Suspiré al escuchar a Anaelia y, con mala cara, fui a apoyar la mano en el coche para hacerme de rogar un poquito más, pero mi cuerpo se desvió lo suficiente hasta que casi caí de lado en el suelo. De repente, mis ojos se abrieron como platos al ser consciente de que el coche no estaba donde minutos antes lo habíamos aparcado y de que las ruedas se oían moverse con lentitud. Sin salir de mi asombro, dirigí mi rostro en su dirección, viendo que pillaba carrerilla cuesta abajo.

—¡¡Se nos va el coche!! —grité a pleno pulmón.

Anaelia y Angelines también giraron sus cabezas, dejando las cosas en el suelo peor de lo que lo había hecho yo, mientras me esforzaba en seguir al coche a toda mecha cuesta abajo. La chancla se me cruzó por la parte trasera en uno de los pies y me faltaron los pelos de un calvo para echar el cuerpo sobre el asfalto.

—¡¡Te mato!!

Fue lo único que escuché de la boca de Angelines cuando las tres corríamos detrás del coche; tarea meramente imposible, ya que cogió una velocidad, bajo mi punto de vista, sobrehumana. O eso o que, efectivamente, la cuesta, una de las que te daba pánico mirar desde abajo por lo empinada que era, había ayudado un poco.

No tuvimos opción a nada más, pues había llegado a su fin. Un gran estruendo resonó en toda la playa cuando el Seiscientos se estrelló contra el chiringuito que había a los pies de esta, donde hasta ahora nos tomábamos nuestros mojitos. Me llevé las manos a la boca, siendo consciente de que el pequeño movimiento dentro del ya siniestro coche había sido a consecuencia de haber quitado el freno de mano sin querer mientras buscaba el dichoso mechero.

Los ojos de mis amigas no conseguían cerrarse, y pude ver una mosca rondando por la boca de Angelines que espantó de un fuerte manotazo mientras desviaba su atención hacia mi persona.

«Almería, a veintisiete de agosto de 2017, el Seiscientos ha fallecido», pensé, y gracias a mi lengua que no lo dijo, porque, de ser así, me habrían pegado una paliza entre las dos. «Hasta luego, Lucas». Recordé a mi adorada Archena, en Murcia, cuando pregonaban en el pueblo a los cuatro vientos quién había fallecido y dónde sería la misa.
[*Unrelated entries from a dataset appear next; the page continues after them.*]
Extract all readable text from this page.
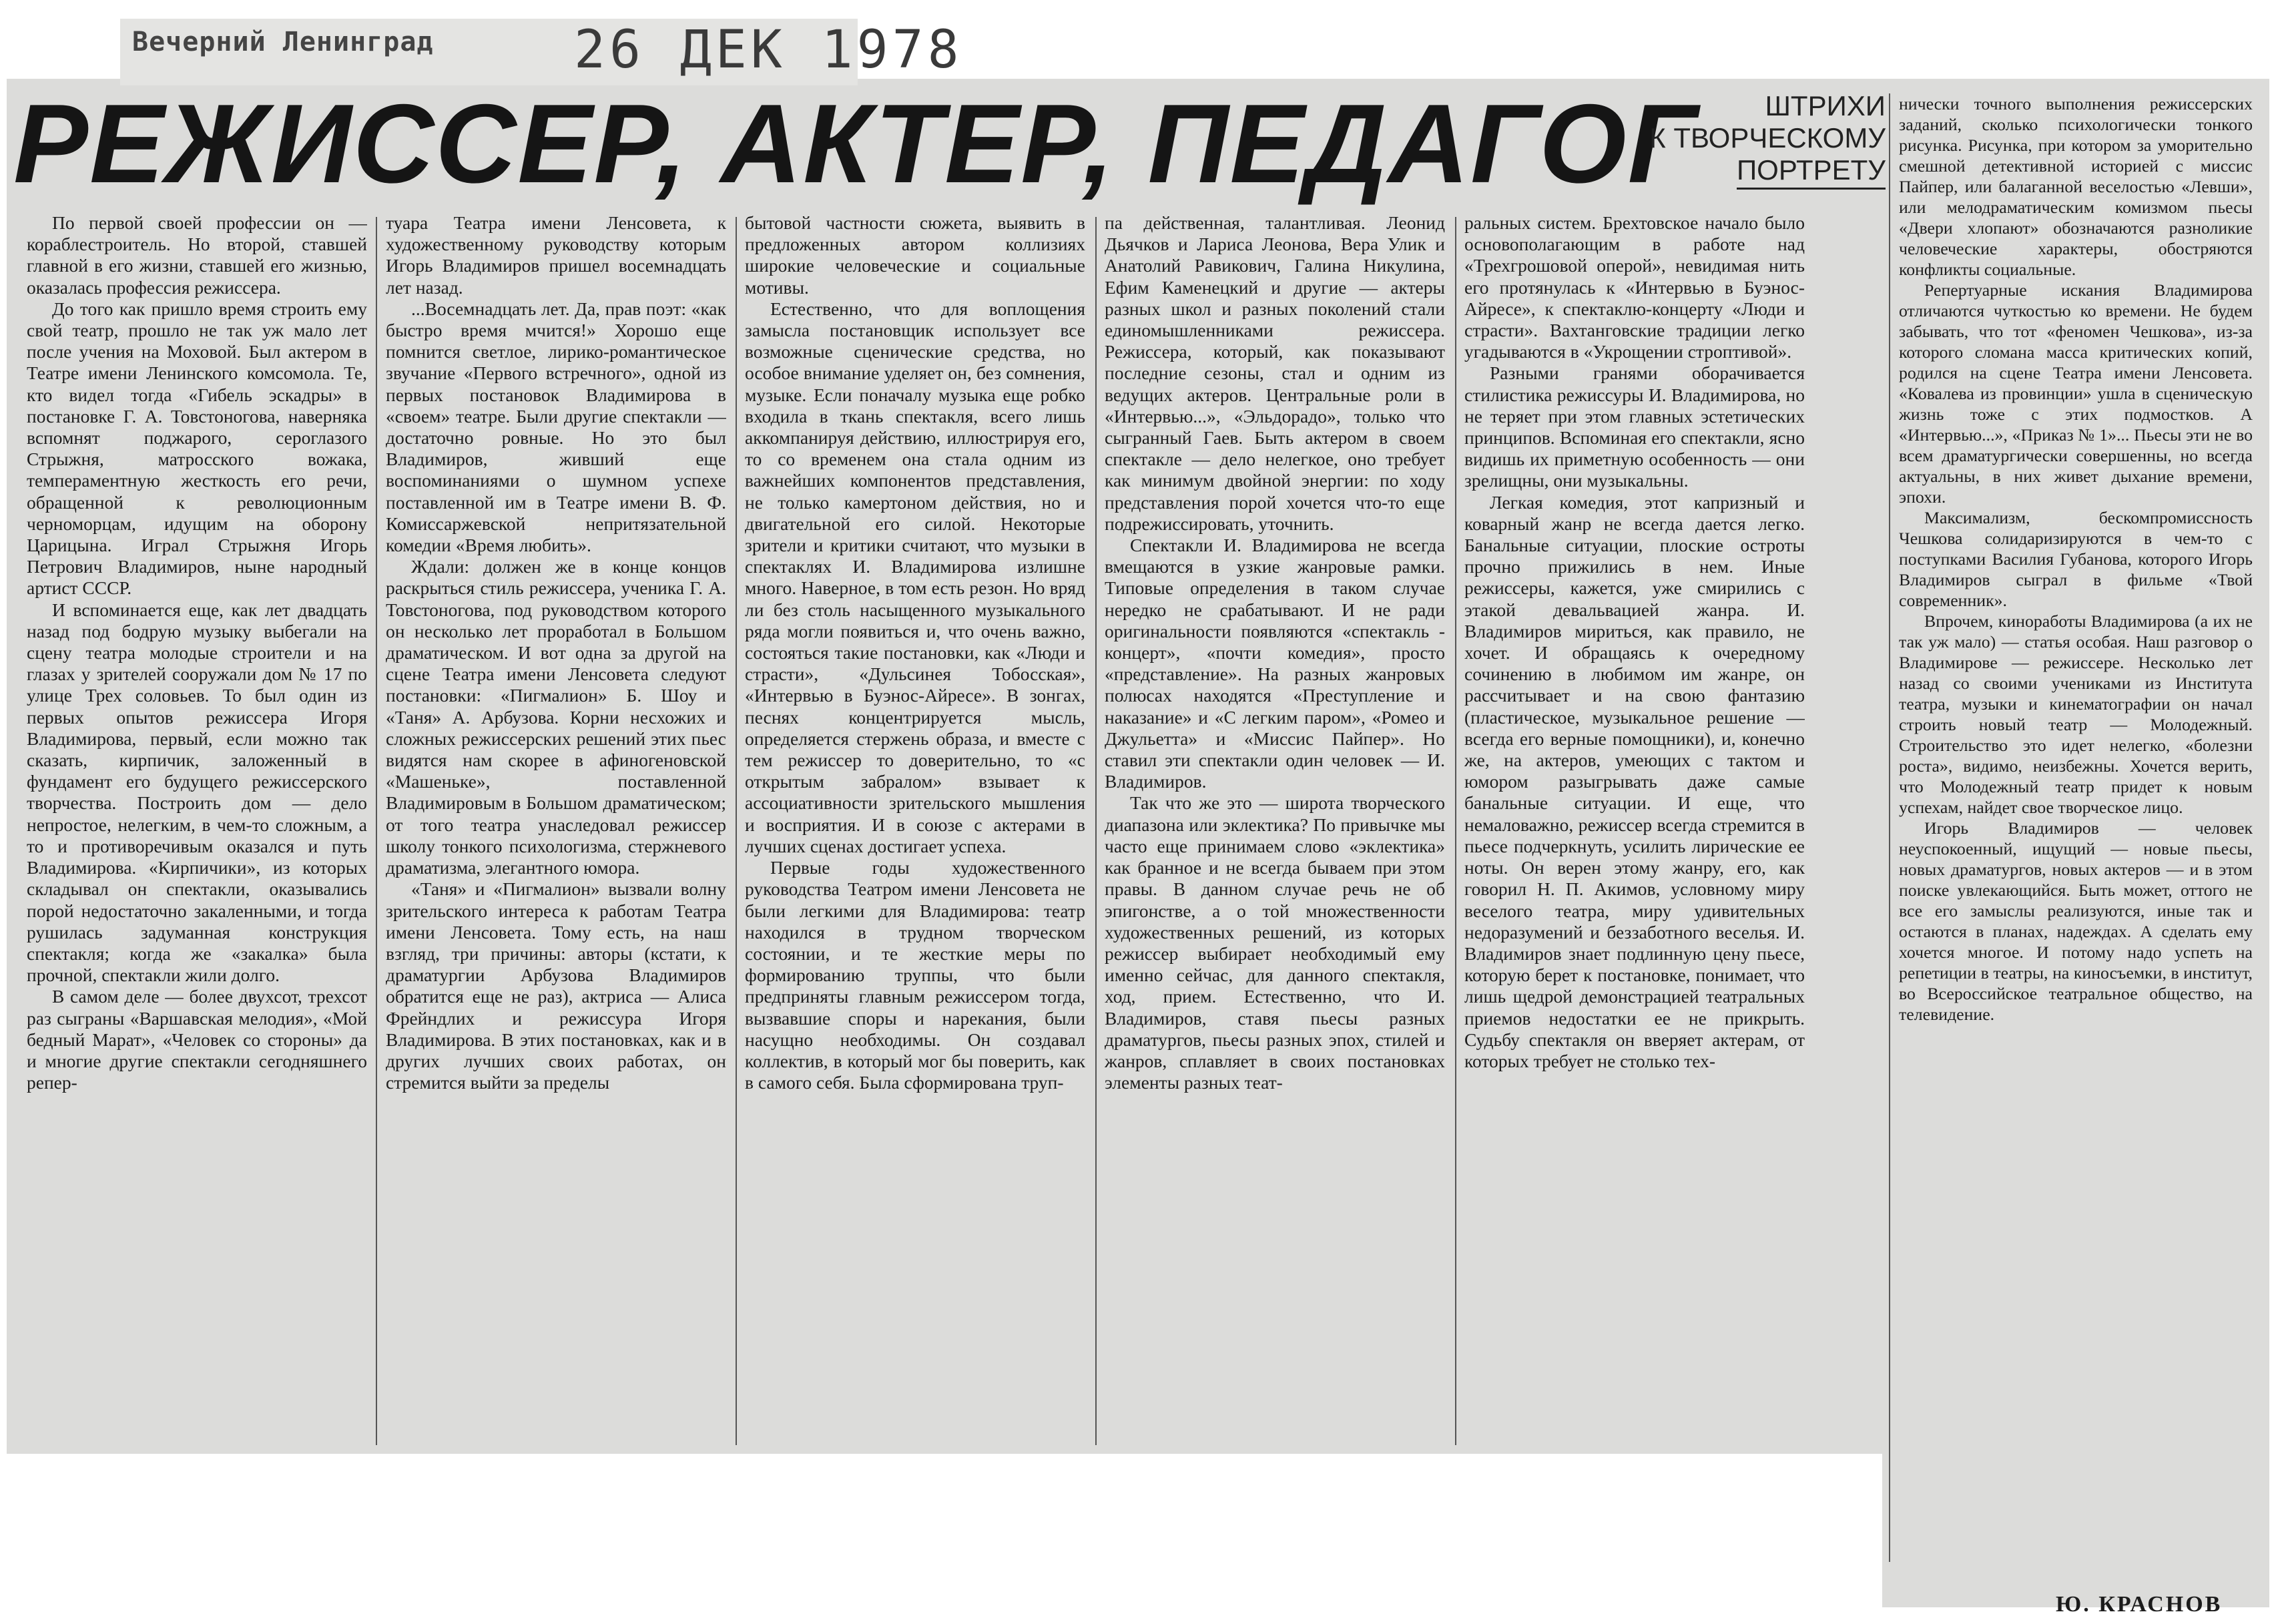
Вечерний Ленинград	26 ДЕК 1978
РЕЖИССЕР, АКТЕР, ПЕДАГОГ	ШТРИХИ
К ТВОРЧЕСКОМУ
ПОРТРЕТУ

По первой своей профессии он — кораблестроитель. Но второй, ставшей главной в его жизни, ставшей его жизнью, оказалась профессия режиссера.

До того как пришло время строить ему свой театр, прошло не так уж мало лет после учения на Моховой. Был актером в Театре имени Ленинского комсомола. Те, кто видел тогда «Гибель эскадры» в постановке Г. А. Товстоногова, наверняка вспомнят поджарого, сероглазого Стрыжня, матросского вожака, темпераментную жесткость его речи, обращенной к революционным черноморцам, идущим на оборону Царицына. Играл Стрыжня Игорь Петрович Владимиров, ныне народный артист СССР.

И вспоминается еще, как лет двадцать назад под бодрую музыку выбегали на сцену театра молодые строители и на глазах у зрителей сооружали дом № 17 по улице Трех соловьев. То был один из первых опытов режиссера Игоря Владимирова, первый, если можно так сказать, кирпичик, заложенный в фундамент его будущего режиссерского творчества. Построить дом — дело непростое, нелегким, в чем-то сложным, а то и противоречивым оказался и путь Владимирова. «Кирпичики», из которых складывал он спектакли, оказывались порой недостаточно закаленными, и тогда рушилась задуманная конструкция спектакля; когда же «закалка» была прочной, спектакли жили долго.

В самом деле — более двухсот, трехсот раз сыграны «Варшавская мелодия», «Мой бедный Марат», «Человек со стороны» да и многие другие спектакли сегодняшнего репер-

туара Театра имени Ленсовета, к художественному руководству которым Игорь Владимиров пришел восемнадцать лет назад.

...Восемнадцать лет. Да, прав поэт: «как быстро время мчится!» Хорошо еще помнится светлое, лирико-романтическое звучание «Первого встречного», одной из первых постановок Владимирова в «своем» театре. Были другие спектакли — достаточно ровные. Но это был Владимиров, живший еще воспоминаниями о шумном успехе поставленной им в Театре имени В. Ф. Комиссаржевской непритязательной комедии «Время любить».

Ждали: должен же в конце концов раскрыться стиль режиссера, ученика Г. А. Товстоногова, под руководством которого он несколько лет проработал в Большом драматическом. И вот одна за другой на сцене Театра имени Ленсовета следуют постановки: «Пигмалион» Б. Шоу и «Таня» А. Арбузова. Корни несхожих и сложных режиссерских решений этих пьес видятся нам скорее в афиногеновской «Машеньке», поставленной Владимировым в Большом драматическом; от того театра унаследовал режиссер школу тонкого психологизма, стержневого драматизма, элегантного юмора.

«Таня» и «Пигмалион» вызвали волну зрительского интереса к работам Театра имени Ленсовета. Тому есть, на наш взгляд, три причины: авторы (кстати, к драматургии Арбузова Владимиров обратится еще не раз), актриса — Алиса Фрейндлих и режиссура Игоря Владимирова. В этих постановках, как и в других лучших своих работах, он стремится выйти за пределы

бытовой частности сюжета, выявить в предложенных автором коллизиях широкие человеческие и социальные мотивы.

Естественно, что для воплощения замысла постановщик использует все возможные сценические средства, но особое внимание уделяет он, без сомнения, музыке. Если поначалу музыка еще робко входила в ткань спектакля, всего лишь аккомпанируя действию, иллюстрируя его, то со временем она стала одним из важнейших компонентов представления, не только камертоном действия, но и двигательной его силой. Некоторые зрители и критики считают, что музыки в спектаклях И. Владимирова излишне много. Наверное, в том есть резон. Но вряд ли без столь насыщенного музыкального ряда могли появиться и, что очень важно, состояться такие постановки, как «Люди и страсти», «Дульсинея Тобосская», «Интервью в Буэнос-Айресе». В зонгах, песнях концентрируется мысль, определяется стержень образа, и вместе с тем режиссер то доверительно, то «с открытым забралом» взывает к ассоциативности зрительского мышления и восприятия. И в союзе с актерами в лучших сценах достигает успеха.

Первые годы художественного руководства Театром имени Ленсовета не были легкими для Владимирова: театр находился в трудном творческом состоянии, и те жесткие меры по формированию труппы, что были предприняты главным режиссером тогда, вызвавшие споры и нарекания, были насущно необходимы. Он создавал коллектив, в который мог бы поверить, как в самого себя. Была сформирована труп-

па действенная, талантливая. Леонид Дьячков и Лариса Леонова, Вера Улик и Анатолий Равикович, Галина Никулина, Ефим Каменецкий и другие — актеры разных школ и разных поколений стали единомышленниками режиссера. Режиссера, который, как показывают последние сезоны, стал и одним из ведущих актеров. Центральные роли в «Интервью...», «Эльдорадо», только что сыгранный Гаев. Быть актером в своем спектакле — дело нелегкое, оно требует как минимум двойной энергии: по ходу представления порой хочется что-то еще подрежиссировать, уточнить.

Спектакли И. Владимирова не всегда вмещаются в узкие жанровые рамки. Типовые определения в таком случае нередко не срабатывают. И не ради оригинальности появляются «спектакль - концерт», «почти комедия», просто «представление». На разных жанровых полюсах находятся «Преступление и наказание» и «С легким паром», «Ромео и Джульетта» и «Миссис Пайпер». Но ставил эти спектакли один человек — И. Владимиров.

Так что же это — широта творческого диапазона или эклектика? По привычке мы часто еще принимаем слово «эклектика» как бранное и не всегда бываем при этом правы. В данном случае речь не об эпигонстве, а о той множественности художественных решений, из которых режиссер выбирает необходимый ему именно сейчас, для данного спектакля, ход, прием. Естественно, что И. Владимиров, ставя пьесы разных драматургов, пьесы разных эпох, стилей и жанров, сплавляет в своих постановках элементы разных теат-

ральных систем. Брехтовское начало было основополагающим в работе над «Трехгрошовой оперой», невидимая нить его протянулась к «Интервью в Буэнос-Айресе», к спектаклю-концерту «Люди и страсти». Вахтанговские традиции легко угадываются в «Укрощении строптивой».

Разными гранями оборачивается стилистика режиссуры И. Владимирова, но не теряет при этом главных эстетических принципов. Вспоминая его спектакли, ясно видишь их приметную особенность — они зрелищны, они музыкальны.

Легкая комедия, этот капризный и коварный жанр не всегда дается легко. Банальные ситуации, плоские остроты прочно прижились в нем. Иные режиссеры, кажется, уже смирились с этакой девальвацией жанра. И. Владимиров мириться, как правило, не хочет. И обращаясь к очередному сочинению в любимом им жанре, он рассчитывает и на свою фантазию (пластическое, музыкальное решение — всегда его верные помощники), и, конечно же, на актеров, умеющих с тактом и юмором разыгрывать даже самые банальные ситуации. И еще, что немаловажно, режиссер всегда стремится в пьесе подчеркнуть, усилить лирические ее ноты. Он верен этому жанру, его, как говорил Н. П. Акимов, условному миру веселого театра, миру удивительных недоразумений и беззаботного веселья. И. Владимиров знает подлинную цену пьесе, которую берет к постановке, понимает, что лишь щедрой демонстрацией театральных приемов недостатки ее не прикрыть. Судьбу спектакля он вверяет актерам, от которых требует не столько тех-

нически точного выполнения режиссерских заданий, сколько психологически тонкого рисунка. Рисунка, при котором за уморительно смешной детективной историей с миссис Пайпер, или балаганной веселостью «Левши», или мелодраматическим комизмом пьесы «Двери хлопают» обозначаются разноликие человеческие характеры, обостряются конфликты социальные.

Репертуарные искания Владимирова отличаются чуткостью ко времени. Не будем забывать, что тот «феномен Чешкова», из-за которого сломана масса критических копий, родился на сцене Театра имени Ленсовета. «Ковалева из провинции» ушла в сценическую жизнь тоже с этих подмостков. А «Интервью...», «Приказ № 1»... Пьесы эти не во всем драматургически совершенны, но всегда актуальны, в них живет дыхание времени, эпохи.

Максимализм, бескомпромиссность Чешкова солидаризируются в чем-то с поступками Василия Губанова, которого Игорь Владимиров сыграл в фильме «Твой современник».

Впрочем, киноработы Владимирова (а их не так уж мало) — статья особая. Наш разговор о Владимирове — режиссере. Несколько лет назад со своими учениками из Института театра, музыки и кинематографии он начал строить новый театр — Молодежный. Строительство это идет нелегко, «болезни роста», видимо, неизбежны. Хочется верить, что Молодежный театр придет к новым успехам, найдет свое творческое лицо.

Игорь Владимиров — человек неуспокоенный, ищущий — новые пьесы, новых драматургов, новых актеров — и в этом поиске увлекающийся. Быть может, оттого не все его замыслы реализуются, иные так и остаются в планах, надеждах. А сделать ему хочется многое. И потому надо успеть на репетиции в театры, на киносъемки, в институт, во Всероссийское театральное общество, на телевидение.

Ю. КРАСНОВ
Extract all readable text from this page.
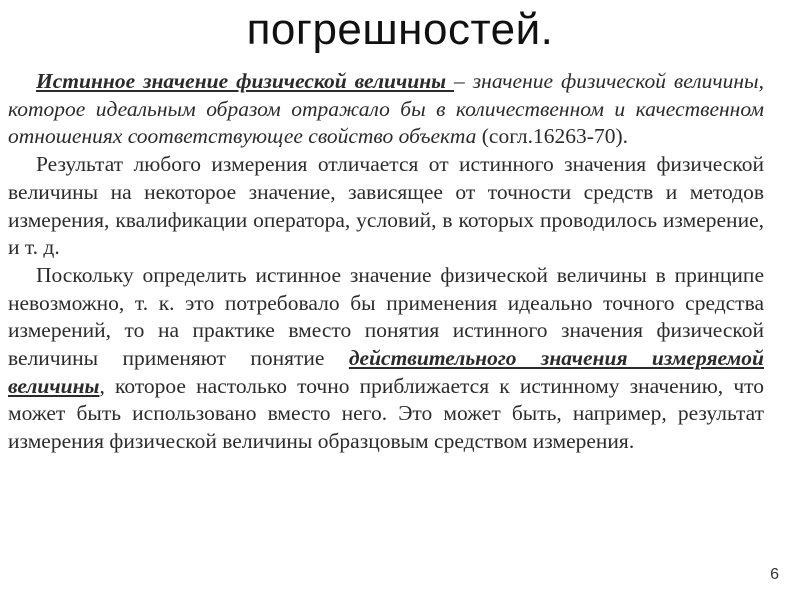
погрешностей.

Истинное значение физической величины – значение физической величины, которое идеальным образом отражало бы в количественном и качественном отношениях соответствующее свойство объекта (согл.16263-70).

Результат любого измерения отличается от истинного значения физической величины на некоторое значение, зависящее от точности средств и методов измерения, квалификации оператора, условий, в которых проводилось измерение, и т. д.

Поскольку определить истинное значение физической величины в принципе невозможно, т. к. это потребовало бы применения идеально точного средства измерений, то на практике вместо понятия истинного значения физической величины применяют понятие действительного значения измеряемой величины, которое настолько точно приближается к истинному значению, что может быть использовано вместо него. Это может быть, например, результат измерения физической величины образцовым средством измерения.

6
Me lo imaginé hablando sobre el Seiscientos en plan: «Ha fallecido en Archena el joven Seiscientos, más conocido como “la chatarra de la Angelines”, hija de Mercedes la Zapatera, por lo que sus padres, hermanos, primos y demás familia quedarán eternamente agradecidos a todos los que asistan a dicho acto. Casa mortuoria Tanatorio Cano Fuca. La misa tendrá lugar en la iglesia parroquial San Juan Bautista a las seis de la tarde. Rogamos una oración por su alma».

Los ojos de Angelines me quitaron más rápido que el viento esos pensamientos.

—Tú… Tú… —No podía ni hablar.

Su dedo señaló el coche y, segundos después, empezó a gritar como una camionera en medio de la calle, seguida de una Anaelia que la apoyaba y negaba con la cabeza tanto que pensé que le daría tortícolis o algo por el estilo. De fondo pude apreciar las voces del dueño del chiringuito, que señalaba en nuestra dirección mientras un remolino de gente se acercaba al vehículo, el cual estaba echando humo debido al golpe. Todos murmuraban, miraban hacia nosotras y hacia la chatarra. Después reparaban en la terraza completamente destrozada y volvían a alarmarse. Tampoco era para tanto, ¿no?

Me fijé en que una de las sillas se había incrustado en la luna delantera y pensé que si el coche tenía arreglo, ya nos cabía uno más.

—¡¡Ahí están!!

Y ese sonido por parte del dueño me hizo pensar en una caza de brujas, por lo tanto, mis pies se pusieron en funcionamiento cuesta arriba, dejando a mis amigas y todas nuestras pertenencias en el suelo.

—Pero ¿adónde va? ¡Marisa! —voceó Anaelia.

Pocas veces me llamaban por mi nombre, excepto en las ocasiones que lo requerían, como aquella. No es que tuviera miedo a las represalias, pero en condiciones como esa lo mejor era salir despavorida.

—¡¡No digas mi nombre!! —le contesté sin dejar de correr. Paré un segundo y las miré con la respiración agitada—. ¿Por qué no corréis? ¡Que nos van a linchar!

Ambas alzaron una ceja y elevaron su dedo índice en mi dirección, instante en el que sentí una fuerte respiración a mi lado. Me giré con una flojera que me soltó hasta la barriga, o eso creí, dados los retortijones que sentía; supuse que por los nervios. Y, de repente, entre esa encrucijada de pensamientos y sensaciones varias, me enamoré.

—¿Se puede saber adónde va, señorita?

 

2

 

 

Topa carnero

 

 

 

 

 

 

No sabía cómo habían llegado tan rápido ni si estaban allí por nosotras, pero me daba igual. Un adonis moreno, alto, de ojos negros y profundos y creando un conjunto muy bien hecho por su madre estaba delante de mí con un uniforme de policía. Me tomé un solo segundo para observar a mis amigas a lo lejos y a otro poli que se bajaba de un coche de patrulla ya aparcado a un lado, del que seguramente había salido mi dios. Este decía algo, porque sus carnosos labios se movían sensualmente dirigiéndose a mí, pero yo no le oía.

—Señorita, ¿puede responderme? —Alzó más la voz.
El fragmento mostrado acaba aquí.